Comment by dimir [ 2019 Feb 06 ]

There is a reason why there is TimeoutSec=Infinity, but we should document why it is so and how to overcome it.

Comment by Tim White [ 2019 Feb 08 ]

I can see from the IRC logs that TimeoutSec=infinity is intentional, but possibly still misunderstood. SystemD won't wait forever, in the case of a shutdown on Ubuntu, at 30 minutes it will force kill it even with TimeoutSec=infinity.

However, regardless of that, we can actually fix this issue of a long shutdown by fixing the dependencies.

[Unit]
Description=Zabbix Server
After=syslog.target
After=network.target
After=mysql.service

The problem of the long shutdown was that it shuts down MySQL before Zabbix, which is why Zabbix didn't exit. Other than documenting why TimeoutSec=infinity (ideally as a comment in the SystemD file too), we should fix the dependencies of the SystemD file.

Comment by Denis Pantsyrev [ 2019 Jun 27 ]

Still unresolved

Update from 4.0.9 to 4.0.10 takes about 20 minutes. I fix it manually after each update, it's boring. Please add these fixes like in @Tim White comment. It's easy to fix but it's improve product performance!

Regards,
Denis

Comment by Benoît Locher [ 2019 Jul 02 ]

I had the same problem when rebooting my Debian server (Stretch 9.9) : Zabbix service v4.0.10 would hang forever.

Adding the following line (following advice from Tim) :

After=postgresql.service

in [Unit] section solved the problem.

Comment by Tim White [ 2019 Jul 05 ]

I don't think changing this to "Status: Needs documenting" is the right fix. As explained in my earlier comments, the fix is to ensure the dependencies are correct. Yes, documenting why we have a long timeout (even infinity if you guys still want it) is needed, but we really need to fix the dependency order.

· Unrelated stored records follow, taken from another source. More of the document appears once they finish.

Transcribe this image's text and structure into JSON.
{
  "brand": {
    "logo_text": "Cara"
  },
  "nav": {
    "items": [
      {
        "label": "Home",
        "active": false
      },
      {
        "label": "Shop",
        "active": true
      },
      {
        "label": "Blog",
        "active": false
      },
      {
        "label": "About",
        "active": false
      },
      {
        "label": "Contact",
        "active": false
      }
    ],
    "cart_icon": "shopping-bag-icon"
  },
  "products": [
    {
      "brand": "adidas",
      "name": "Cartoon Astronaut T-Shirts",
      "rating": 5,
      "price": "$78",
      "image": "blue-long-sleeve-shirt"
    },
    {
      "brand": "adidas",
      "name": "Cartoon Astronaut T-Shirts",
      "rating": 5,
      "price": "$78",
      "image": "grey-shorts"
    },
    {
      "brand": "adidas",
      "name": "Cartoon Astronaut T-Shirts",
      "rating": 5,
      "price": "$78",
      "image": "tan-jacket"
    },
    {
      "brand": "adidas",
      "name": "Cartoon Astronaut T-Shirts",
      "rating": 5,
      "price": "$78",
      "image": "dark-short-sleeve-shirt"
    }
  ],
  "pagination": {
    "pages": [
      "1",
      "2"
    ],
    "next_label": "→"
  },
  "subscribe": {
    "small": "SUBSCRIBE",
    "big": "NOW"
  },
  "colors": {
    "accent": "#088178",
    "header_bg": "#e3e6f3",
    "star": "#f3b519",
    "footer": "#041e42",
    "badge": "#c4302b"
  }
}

Comment by dimir [ 2019 Jul 15 ]

timw_suqld, we can't depend on mysql service for 2 reasons:

  1. They might be using a flavor of MySQL, e. g. MariaDB (mariadb.service in this case).
  2. The database might be running on a separate, dedicated host.

Looks like documenting is the only thing we can do.

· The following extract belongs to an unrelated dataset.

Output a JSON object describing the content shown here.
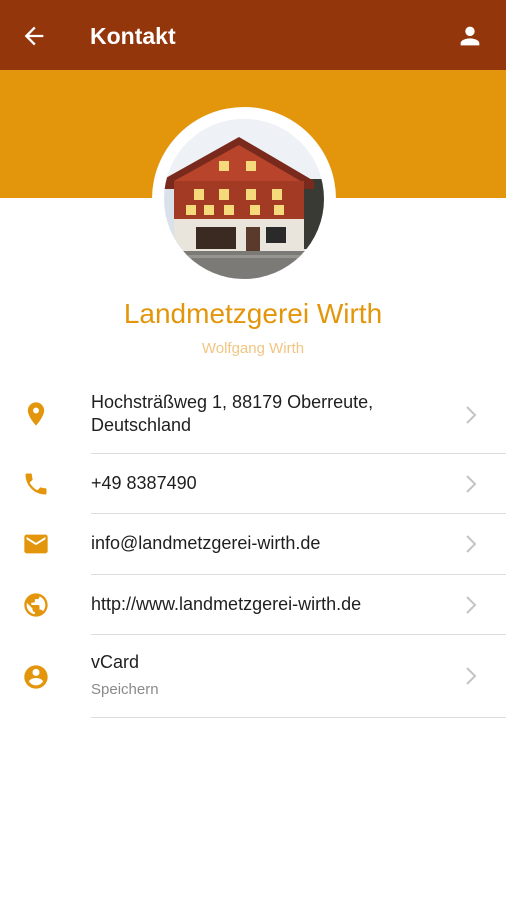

Comment by Tim White [ 2019 Jul 16 ]

We can use After with optional dependencies. (https://unix.stackexchange.com/questions/423722/systemd-service-file-with-optional-dependency)

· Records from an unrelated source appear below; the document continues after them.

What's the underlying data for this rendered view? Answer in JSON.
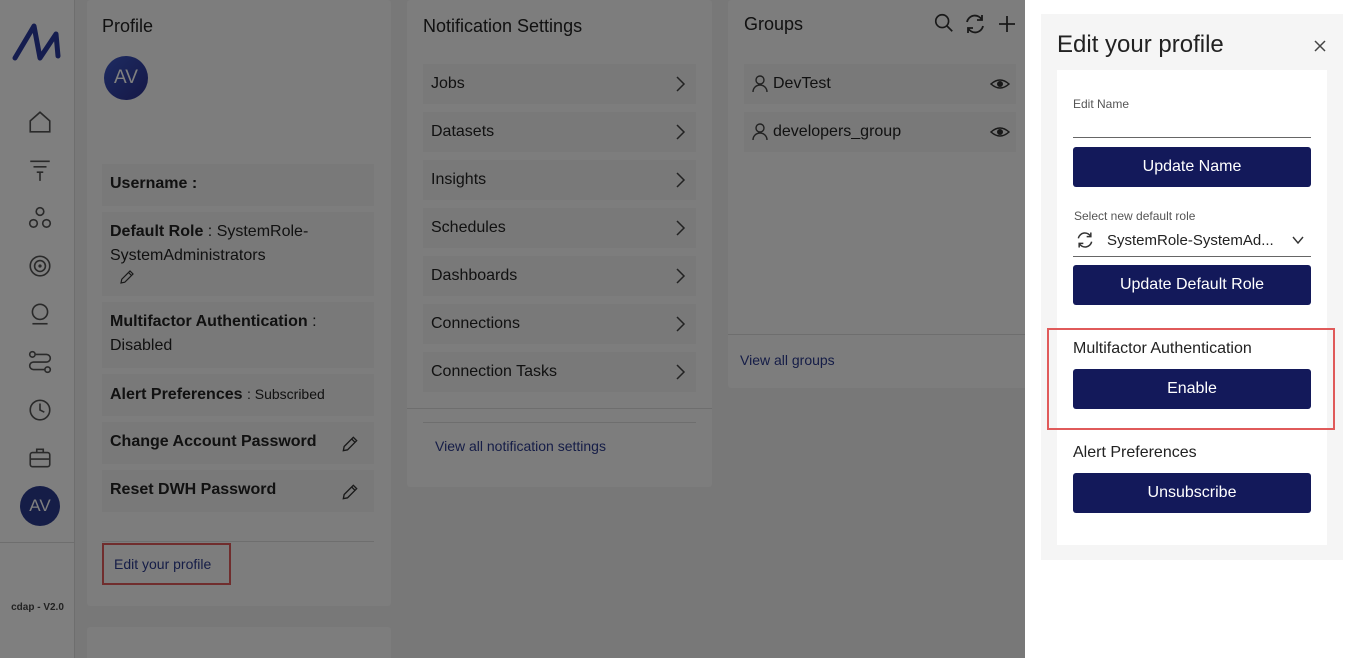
{
  "sidebar": {
    "avatar_initials": "AV",
    "version": "cdap - V2.0",
    "icons": [
      "home-icon",
      "funnel-icon",
      "network-icon",
      "target-icon",
      "robot-icon",
      "workflow-icon",
      "clock-icon",
      "briefcase-icon"
    ]
  },
  "profile": {
    "title": "Profile",
    "avatar_initials": "AV",
    "username_label": "Username :",
    "default_role_label": "Default Role",
    "default_role_value": ": SystemRole-SystemAdministrators",
    "mfa_label": "Multifactor Authentication",
    "mfa_value": ": Disabled",
    "alert_label": "Alert Preferences",
    "alert_value": ": Subscribed",
    "change_password_label": "Change Account Password",
    "reset_dwh_label": "Reset DWH Password",
    "edit_link": "Edit your profile"
  },
  "notifications": {
    "title": "Notification Settings",
    "items": [
      "Jobs",
      "Datasets",
      "Insights",
      "Schedules",
      "Dashboards",
      "Connections",
      "Connection Tasks"
    ],
    "link": "View all notification settings"
  },
  "groups": {
    "title": "Groups",
    "items": [
      "DevTest",
      "developers_group"
    ],
    "link": "View all groups"
  },
  "drawer": {
    "title": "Edit your profile",
    "edit_name_label": "Edit Name",
    "edit_name_value": "",
    "update_name_button": "Update Name",
    "role_select_label": "Select new default role",
    "role_selected": "SystemRole-SystemAd...",
    "update_role_button": "Update Default Role",
    "mfa_heading": "Multifactor Authentication",
    "mfa_button": "Enable",
    "alert_heading": "Alert Preferences",
    "alert_button": "Unsubscribe"
  },
  "colors": {
    "primary_button": "#13195a",
    "link": "#2b3a8f",
    "highlight_box": "#e05a5a"
  }
}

Also, mariadb often provides an alias, so mysql.service is enough to catch MySQL and MariaDB.

So something like the following will fix the dependencies without forcing them to use a particular SQL server, or running it on the same server:

[Unit]
Description=Zabbix Server
After=syslog.target
After=network.target
Wants=mysql.service
After=mysql.service
Wants=postgresql.service
After=postgresql.service

I still think that TimeoutSec=infinity should be fixed (it really doesn't do what people think it does), but at least if you fix the dependencies, it's less likely to bite people trying to shutdown/reboot servers.

Comment by Marek Krolikowski [ 2019 Aug 12 ]

Hey Guys!

I got same problem with Zabbix 4.0.11 on Debian 10.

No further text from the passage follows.